Mekong Delta: Hung’s Homestay & Can Tho In Pictures

One of the bigger things to do while in the Mekong Delta is to stay in a homestay.  However the Vietnamese variety that most people (and me this time) do are not really homestays as much as family run guesthouse like hostels or bungalows.  I found one around Can Tho that was pretty fantastic.  It was a pretty big complex of bungalows on the river.  While not usually a fan of tours, Hung ran a small laid back one that was quite informative.  The family style dinners were also quite delicious with friendly other travelers to chat with.

Some of the bungalows are right on the river with benches overlooking the fine sunsets.

Hung, owner of the homestay and supposedly former tour guide, ran a boat tour to the Can Tho markets and surrounding canals. The houses along the way were fun.

Life on the river can look like it hasn’t changed in a while.

The oft gloomy weather makes for some interesting skies.

The boats at the wholesale market put their wares on bamboo poles to advertise what they have. These guys have everything!  The market was not quite consumer level and I couldn’t really buy much besides some fruit and peddlers selling drinks to tourists.

Hung explained how he grew up right after the war and back then, the country was rather poor. There were no toys so they made them out of bamboo leaves. Here he shows some boys how to make bamboo leaf boats.

The wife half of a rice noodle making factory. She ladles out the rice flour and tapioca concoction to cook on a muslin stretched over a boiling pot fueled by burning rice husks.

The husband picks up the cooked rice paper with a basket like stick. The burned up rice husk ashes are used as fertilizer. No part of the rice is wasted.

At the sleeping mat weaving home. It takes two women an hour to make a mat.  I do like having a local guide around to ask my endless curious questions.

A local crossing a “monkey bridge”. I looked much less graceful crossing the same bridge.

The views from the monkey bridge were nice. I like that the boat has its own shelter.

The Mekong Delta is the most fertile part of Vietnam, producing 80% of its rice export.

Hung took a quick glance and said “200 bananas!” The rest of us did not have banana estimating skills that good and made him check. He was pretty close.

I don’t think I’d seen a banana flowering on the tree before this. That is one big banana flower! They eat those in salads and stews here.

This inedible fig tree had fruits spouting all over its trunk and branches. During the Vietnamese New Year (lunar) the people pray with mangoes, papayas, custard apples, coconuts and figs.

While I’ve eaten a lot of watermelon I don’t think I’ve seen one still on the ground before. Why yes, I did grow up in a city, why do you ask?

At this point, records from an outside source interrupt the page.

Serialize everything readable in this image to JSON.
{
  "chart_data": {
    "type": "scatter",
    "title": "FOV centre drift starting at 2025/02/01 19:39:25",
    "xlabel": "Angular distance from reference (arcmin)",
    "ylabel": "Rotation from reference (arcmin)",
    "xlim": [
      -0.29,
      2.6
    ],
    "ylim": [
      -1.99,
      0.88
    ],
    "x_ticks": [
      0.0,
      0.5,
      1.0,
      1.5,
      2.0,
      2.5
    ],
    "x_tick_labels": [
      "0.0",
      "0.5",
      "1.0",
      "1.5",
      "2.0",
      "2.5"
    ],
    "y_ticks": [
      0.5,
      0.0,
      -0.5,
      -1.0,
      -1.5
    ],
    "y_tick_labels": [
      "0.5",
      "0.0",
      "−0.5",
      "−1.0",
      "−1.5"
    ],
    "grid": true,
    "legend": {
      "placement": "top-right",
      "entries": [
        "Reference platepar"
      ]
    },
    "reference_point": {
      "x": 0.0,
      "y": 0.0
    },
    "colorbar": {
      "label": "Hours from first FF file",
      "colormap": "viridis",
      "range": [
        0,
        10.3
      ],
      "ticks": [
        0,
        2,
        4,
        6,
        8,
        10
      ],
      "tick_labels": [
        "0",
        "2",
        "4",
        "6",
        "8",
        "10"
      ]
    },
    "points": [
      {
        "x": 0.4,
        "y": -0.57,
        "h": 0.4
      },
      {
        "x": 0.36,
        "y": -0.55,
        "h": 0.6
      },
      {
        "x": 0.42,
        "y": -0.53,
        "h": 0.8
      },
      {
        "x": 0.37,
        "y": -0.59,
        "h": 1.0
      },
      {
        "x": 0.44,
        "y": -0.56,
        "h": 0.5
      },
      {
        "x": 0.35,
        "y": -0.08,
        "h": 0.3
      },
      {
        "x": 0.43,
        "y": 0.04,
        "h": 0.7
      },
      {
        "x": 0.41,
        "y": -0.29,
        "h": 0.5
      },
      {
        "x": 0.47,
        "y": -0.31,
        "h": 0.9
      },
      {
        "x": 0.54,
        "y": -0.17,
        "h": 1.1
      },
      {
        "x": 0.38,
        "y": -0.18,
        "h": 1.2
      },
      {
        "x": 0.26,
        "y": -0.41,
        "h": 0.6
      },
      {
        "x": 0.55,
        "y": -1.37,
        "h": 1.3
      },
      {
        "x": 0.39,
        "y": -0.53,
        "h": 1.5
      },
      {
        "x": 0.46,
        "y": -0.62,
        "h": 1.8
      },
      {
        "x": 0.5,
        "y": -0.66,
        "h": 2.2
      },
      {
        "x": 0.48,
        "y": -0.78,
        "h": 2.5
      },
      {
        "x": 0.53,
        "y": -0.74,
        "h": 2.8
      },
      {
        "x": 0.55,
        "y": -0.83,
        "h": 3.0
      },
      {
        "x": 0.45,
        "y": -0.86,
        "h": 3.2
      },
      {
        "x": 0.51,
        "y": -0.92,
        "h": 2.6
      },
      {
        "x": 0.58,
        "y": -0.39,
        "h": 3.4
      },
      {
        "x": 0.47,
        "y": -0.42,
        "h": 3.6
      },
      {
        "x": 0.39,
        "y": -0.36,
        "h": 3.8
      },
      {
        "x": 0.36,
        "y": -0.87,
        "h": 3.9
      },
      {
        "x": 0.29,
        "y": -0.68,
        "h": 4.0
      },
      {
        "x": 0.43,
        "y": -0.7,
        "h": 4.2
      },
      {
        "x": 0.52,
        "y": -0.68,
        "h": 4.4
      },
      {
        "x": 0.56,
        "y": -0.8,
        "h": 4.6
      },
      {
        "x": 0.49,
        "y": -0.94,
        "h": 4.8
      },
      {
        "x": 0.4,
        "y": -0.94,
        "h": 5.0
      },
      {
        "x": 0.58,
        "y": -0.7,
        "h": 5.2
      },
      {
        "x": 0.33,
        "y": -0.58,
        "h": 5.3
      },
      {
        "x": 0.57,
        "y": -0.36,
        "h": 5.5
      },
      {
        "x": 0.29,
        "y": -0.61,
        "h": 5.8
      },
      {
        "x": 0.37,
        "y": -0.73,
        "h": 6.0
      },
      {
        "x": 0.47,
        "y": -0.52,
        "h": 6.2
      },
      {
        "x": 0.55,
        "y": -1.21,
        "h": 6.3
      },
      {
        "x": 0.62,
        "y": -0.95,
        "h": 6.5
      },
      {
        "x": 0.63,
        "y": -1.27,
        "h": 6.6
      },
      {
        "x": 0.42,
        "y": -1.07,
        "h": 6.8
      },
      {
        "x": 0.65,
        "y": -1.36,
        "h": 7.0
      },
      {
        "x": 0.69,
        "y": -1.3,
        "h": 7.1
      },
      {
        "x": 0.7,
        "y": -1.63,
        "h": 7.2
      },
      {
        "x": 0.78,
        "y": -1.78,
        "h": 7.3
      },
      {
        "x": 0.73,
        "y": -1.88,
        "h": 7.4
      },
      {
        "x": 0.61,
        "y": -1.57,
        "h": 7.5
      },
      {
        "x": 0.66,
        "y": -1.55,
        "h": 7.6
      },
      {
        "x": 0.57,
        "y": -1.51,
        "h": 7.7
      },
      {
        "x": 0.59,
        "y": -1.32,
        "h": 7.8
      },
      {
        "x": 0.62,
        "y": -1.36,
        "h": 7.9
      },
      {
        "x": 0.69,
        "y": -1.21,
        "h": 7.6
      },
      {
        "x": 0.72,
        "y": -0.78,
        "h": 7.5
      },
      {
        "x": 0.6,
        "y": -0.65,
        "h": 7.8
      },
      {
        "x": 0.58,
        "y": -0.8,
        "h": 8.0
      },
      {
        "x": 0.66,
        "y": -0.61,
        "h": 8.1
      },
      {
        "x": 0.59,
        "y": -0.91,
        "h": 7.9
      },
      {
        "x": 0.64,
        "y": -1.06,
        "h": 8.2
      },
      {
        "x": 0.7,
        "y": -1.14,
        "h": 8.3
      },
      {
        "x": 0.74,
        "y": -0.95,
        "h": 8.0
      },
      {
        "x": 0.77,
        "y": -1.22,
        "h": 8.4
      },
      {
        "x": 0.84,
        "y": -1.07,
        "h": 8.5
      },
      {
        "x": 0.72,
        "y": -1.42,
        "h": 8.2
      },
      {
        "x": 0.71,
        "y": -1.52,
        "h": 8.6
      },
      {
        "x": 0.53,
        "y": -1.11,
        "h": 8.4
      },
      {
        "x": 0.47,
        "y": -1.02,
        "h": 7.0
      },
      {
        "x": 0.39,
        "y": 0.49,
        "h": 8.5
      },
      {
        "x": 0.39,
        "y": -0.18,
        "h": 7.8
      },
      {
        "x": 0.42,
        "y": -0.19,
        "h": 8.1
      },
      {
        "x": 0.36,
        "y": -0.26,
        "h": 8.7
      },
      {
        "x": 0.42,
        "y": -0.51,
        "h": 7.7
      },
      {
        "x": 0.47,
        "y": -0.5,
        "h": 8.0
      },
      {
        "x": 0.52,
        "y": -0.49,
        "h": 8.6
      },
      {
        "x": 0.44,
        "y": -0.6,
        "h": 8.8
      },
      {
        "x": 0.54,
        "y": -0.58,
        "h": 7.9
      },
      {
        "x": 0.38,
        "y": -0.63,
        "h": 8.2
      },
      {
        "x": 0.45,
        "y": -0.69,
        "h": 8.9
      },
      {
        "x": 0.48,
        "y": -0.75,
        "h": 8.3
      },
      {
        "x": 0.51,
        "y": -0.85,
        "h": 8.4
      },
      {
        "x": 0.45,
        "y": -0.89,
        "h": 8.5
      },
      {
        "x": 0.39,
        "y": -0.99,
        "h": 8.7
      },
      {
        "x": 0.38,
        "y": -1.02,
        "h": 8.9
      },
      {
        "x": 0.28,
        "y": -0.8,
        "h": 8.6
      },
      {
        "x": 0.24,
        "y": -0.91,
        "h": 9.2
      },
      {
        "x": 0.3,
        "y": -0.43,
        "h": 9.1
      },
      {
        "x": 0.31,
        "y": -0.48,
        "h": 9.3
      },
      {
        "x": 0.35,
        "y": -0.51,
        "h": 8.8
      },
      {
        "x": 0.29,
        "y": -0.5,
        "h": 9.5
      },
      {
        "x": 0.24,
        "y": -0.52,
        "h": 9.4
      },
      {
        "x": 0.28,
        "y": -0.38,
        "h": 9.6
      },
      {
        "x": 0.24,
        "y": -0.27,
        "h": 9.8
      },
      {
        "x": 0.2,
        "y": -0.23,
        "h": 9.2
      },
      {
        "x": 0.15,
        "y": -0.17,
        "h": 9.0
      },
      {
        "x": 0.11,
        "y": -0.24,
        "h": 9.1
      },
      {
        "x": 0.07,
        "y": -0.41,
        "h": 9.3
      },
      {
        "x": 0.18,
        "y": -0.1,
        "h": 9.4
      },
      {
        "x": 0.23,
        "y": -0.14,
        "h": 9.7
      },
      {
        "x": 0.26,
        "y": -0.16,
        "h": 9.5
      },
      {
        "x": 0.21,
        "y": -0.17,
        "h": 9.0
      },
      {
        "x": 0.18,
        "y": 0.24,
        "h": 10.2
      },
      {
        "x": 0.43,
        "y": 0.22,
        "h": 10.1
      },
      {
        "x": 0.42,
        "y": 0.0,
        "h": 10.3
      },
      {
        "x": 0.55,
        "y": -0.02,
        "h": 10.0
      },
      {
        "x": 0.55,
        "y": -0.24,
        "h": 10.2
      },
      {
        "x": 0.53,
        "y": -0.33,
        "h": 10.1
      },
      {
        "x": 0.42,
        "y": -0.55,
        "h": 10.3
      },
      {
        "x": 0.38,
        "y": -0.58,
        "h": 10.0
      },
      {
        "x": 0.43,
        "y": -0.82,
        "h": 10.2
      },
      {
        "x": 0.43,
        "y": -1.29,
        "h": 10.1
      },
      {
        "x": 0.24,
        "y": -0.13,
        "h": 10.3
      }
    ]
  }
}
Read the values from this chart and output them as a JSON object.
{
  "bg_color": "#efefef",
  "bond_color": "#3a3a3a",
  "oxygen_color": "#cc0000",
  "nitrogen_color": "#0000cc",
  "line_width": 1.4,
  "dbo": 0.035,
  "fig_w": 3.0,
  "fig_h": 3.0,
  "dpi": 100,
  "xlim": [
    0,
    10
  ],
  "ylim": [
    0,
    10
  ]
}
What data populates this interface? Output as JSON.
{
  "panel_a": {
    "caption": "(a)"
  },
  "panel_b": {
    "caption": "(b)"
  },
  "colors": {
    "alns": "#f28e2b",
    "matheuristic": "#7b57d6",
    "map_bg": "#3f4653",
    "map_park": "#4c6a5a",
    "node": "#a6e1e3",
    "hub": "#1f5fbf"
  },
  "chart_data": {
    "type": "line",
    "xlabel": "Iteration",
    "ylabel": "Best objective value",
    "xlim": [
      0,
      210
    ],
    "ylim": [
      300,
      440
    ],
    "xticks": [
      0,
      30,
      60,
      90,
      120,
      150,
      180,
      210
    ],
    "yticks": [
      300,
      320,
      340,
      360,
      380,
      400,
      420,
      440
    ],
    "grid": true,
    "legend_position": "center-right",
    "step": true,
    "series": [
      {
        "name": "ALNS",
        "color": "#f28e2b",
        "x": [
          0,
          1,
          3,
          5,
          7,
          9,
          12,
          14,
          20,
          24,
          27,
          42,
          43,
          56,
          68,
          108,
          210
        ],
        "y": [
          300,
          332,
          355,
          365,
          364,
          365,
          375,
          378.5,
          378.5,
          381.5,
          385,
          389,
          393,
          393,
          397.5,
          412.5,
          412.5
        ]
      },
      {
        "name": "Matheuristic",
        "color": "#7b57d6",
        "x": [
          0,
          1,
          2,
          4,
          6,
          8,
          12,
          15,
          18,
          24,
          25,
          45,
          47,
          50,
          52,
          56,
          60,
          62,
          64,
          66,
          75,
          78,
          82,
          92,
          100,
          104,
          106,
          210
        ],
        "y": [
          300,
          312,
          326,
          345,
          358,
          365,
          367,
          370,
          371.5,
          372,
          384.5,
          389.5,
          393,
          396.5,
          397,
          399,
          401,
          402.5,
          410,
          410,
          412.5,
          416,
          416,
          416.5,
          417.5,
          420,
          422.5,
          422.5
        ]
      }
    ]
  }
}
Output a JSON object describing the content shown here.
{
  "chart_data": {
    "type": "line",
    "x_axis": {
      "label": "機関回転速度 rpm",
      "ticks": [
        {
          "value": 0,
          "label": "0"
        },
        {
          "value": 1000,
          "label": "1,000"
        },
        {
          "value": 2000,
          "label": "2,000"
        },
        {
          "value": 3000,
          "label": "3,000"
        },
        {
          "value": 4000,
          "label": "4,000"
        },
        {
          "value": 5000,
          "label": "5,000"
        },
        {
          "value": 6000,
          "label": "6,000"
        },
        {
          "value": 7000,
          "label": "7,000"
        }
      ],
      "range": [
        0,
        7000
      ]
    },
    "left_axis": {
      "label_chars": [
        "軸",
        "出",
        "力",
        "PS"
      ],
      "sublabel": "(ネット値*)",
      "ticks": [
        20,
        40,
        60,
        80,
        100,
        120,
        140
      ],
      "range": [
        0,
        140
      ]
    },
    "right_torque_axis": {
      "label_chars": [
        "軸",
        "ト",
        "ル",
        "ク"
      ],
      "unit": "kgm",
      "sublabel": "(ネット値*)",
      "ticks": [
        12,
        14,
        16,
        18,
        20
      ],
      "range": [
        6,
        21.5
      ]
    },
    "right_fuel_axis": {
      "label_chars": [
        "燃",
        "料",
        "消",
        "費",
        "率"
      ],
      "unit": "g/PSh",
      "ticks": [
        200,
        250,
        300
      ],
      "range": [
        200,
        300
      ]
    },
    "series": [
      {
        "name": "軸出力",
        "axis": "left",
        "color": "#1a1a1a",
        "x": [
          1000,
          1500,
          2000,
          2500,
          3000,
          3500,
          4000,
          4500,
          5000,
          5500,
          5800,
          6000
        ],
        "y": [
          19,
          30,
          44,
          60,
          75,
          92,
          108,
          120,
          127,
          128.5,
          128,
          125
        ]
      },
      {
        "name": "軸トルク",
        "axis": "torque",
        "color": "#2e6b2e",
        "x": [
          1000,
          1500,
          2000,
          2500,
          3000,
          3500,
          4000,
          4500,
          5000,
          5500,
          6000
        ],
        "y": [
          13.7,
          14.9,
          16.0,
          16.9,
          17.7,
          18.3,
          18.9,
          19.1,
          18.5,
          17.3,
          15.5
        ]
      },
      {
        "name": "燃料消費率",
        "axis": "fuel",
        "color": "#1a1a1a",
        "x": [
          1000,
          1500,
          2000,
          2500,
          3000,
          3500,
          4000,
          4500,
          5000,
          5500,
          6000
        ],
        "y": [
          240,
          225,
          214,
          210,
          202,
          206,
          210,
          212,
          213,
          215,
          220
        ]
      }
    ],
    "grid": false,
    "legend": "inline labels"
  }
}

While in the area I went to Long Xuyen to visit a crocodile farm. There are no wild Vietnamese Mekong crocs anymore. This bunch of 3-6 year olds were destined for the dinner plate and bag factory. I found their meat firmer than fish but mushier than meat.

The bigger 16-22 year olds are breeder crocodiles and get to laze around in bigger quarters. They’ve escaped a deadlier fate as their flesh is tough and skin not beautiful anymore. Crocodiles open their mouths to cool off. Most terrifying cool off ever.

So ends my adventures in the Mekong Delta in this country.  The rainy season has started so I will be rushing back to Saigon now to sell my bike and go off on a new adventure.